Google was met with a round of applause during their keynote yesterday when they announced Android M would give users more control over the device permissions apps can request. The new system allows you to grant or revoke access on a granular basis, so you choose whether to grant an app access to the microphone, or your camera, or your location or contacts.
Those who have flashed the Android M developer preview will be able to start controlling permissions right away, even in apps that haven’t been designed for it. Here’s how you can go about doing that.
- To start, head to Settings > App and find an app which you want to work with. Select it.
- Tap App Permissions on the App Info screen.
- You will see a list of permissions the app requests, and whether those permissions are toggled on or off. Tap the toggle to customize the setting.
Note that you may get a warning letting you know that some apps which don’t natively implement the new permissions might break as a result of disabling or enabling. If that happens, just use the steps above to go back and turn the permission back on. The only thing left to do is to rejoice now that you have the final say over which device functions an app is allowed to use.

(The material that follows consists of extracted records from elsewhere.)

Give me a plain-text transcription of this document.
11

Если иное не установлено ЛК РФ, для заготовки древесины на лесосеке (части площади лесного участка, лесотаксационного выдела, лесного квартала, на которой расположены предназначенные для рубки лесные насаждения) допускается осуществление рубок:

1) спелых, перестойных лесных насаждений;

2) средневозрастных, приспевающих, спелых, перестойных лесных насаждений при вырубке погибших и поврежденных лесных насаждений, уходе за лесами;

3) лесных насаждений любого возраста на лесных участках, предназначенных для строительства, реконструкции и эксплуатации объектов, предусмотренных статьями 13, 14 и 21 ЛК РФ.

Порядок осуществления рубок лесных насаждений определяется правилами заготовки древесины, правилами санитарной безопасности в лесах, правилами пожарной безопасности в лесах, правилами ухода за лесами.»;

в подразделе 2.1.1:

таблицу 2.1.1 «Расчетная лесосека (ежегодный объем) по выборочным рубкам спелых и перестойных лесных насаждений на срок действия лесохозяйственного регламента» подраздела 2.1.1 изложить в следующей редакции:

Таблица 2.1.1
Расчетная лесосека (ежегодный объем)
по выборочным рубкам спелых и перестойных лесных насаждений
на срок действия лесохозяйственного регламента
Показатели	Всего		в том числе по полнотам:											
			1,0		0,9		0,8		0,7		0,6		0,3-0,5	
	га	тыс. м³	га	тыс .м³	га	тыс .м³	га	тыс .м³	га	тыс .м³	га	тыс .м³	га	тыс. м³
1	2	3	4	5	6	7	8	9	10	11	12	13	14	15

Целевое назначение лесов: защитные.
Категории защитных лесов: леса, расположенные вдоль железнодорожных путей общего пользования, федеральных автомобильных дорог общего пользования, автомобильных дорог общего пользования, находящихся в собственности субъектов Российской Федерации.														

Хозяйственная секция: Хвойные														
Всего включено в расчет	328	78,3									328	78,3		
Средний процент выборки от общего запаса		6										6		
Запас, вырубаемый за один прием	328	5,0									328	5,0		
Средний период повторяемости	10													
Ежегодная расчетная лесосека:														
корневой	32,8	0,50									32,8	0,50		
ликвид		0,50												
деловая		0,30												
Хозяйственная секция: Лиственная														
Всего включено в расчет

Android…….. Leading in innovation !
We can’t take credit for this. Apple has been individually asking for user input on permissions for a while.
Did you not get the sarcasm in his post? It was practically overflowing.
I assumed it was a general snag at Android innovation for M, but in reality the “innovation” started with Apple.
As far as I recall it’s pretty annoying to get constant pop ups for permissions when you’re just trying to use an app quickly.
It’s not that bad. The pop ups usually appear when the app try to access the service for the first time. I don’t recall Facebook Messenger asking for location permission other than the first time I opened it after installing.
Yet android still did it first.
I didn’t know that. As far as I knew we got App Ops after Apple was asking for permission.
Why do we have all these instructions for Android M which are probably a year away for 99% of us?
CyanogenMod already gives more control than an I understand Android M will allow.
So what about breaking apps? Google spent a whole year defending their decision not to enable App Ops because they believe Android users are too stupid to realize a camera app needs camera permission, and now they are just going to pretend that never happened?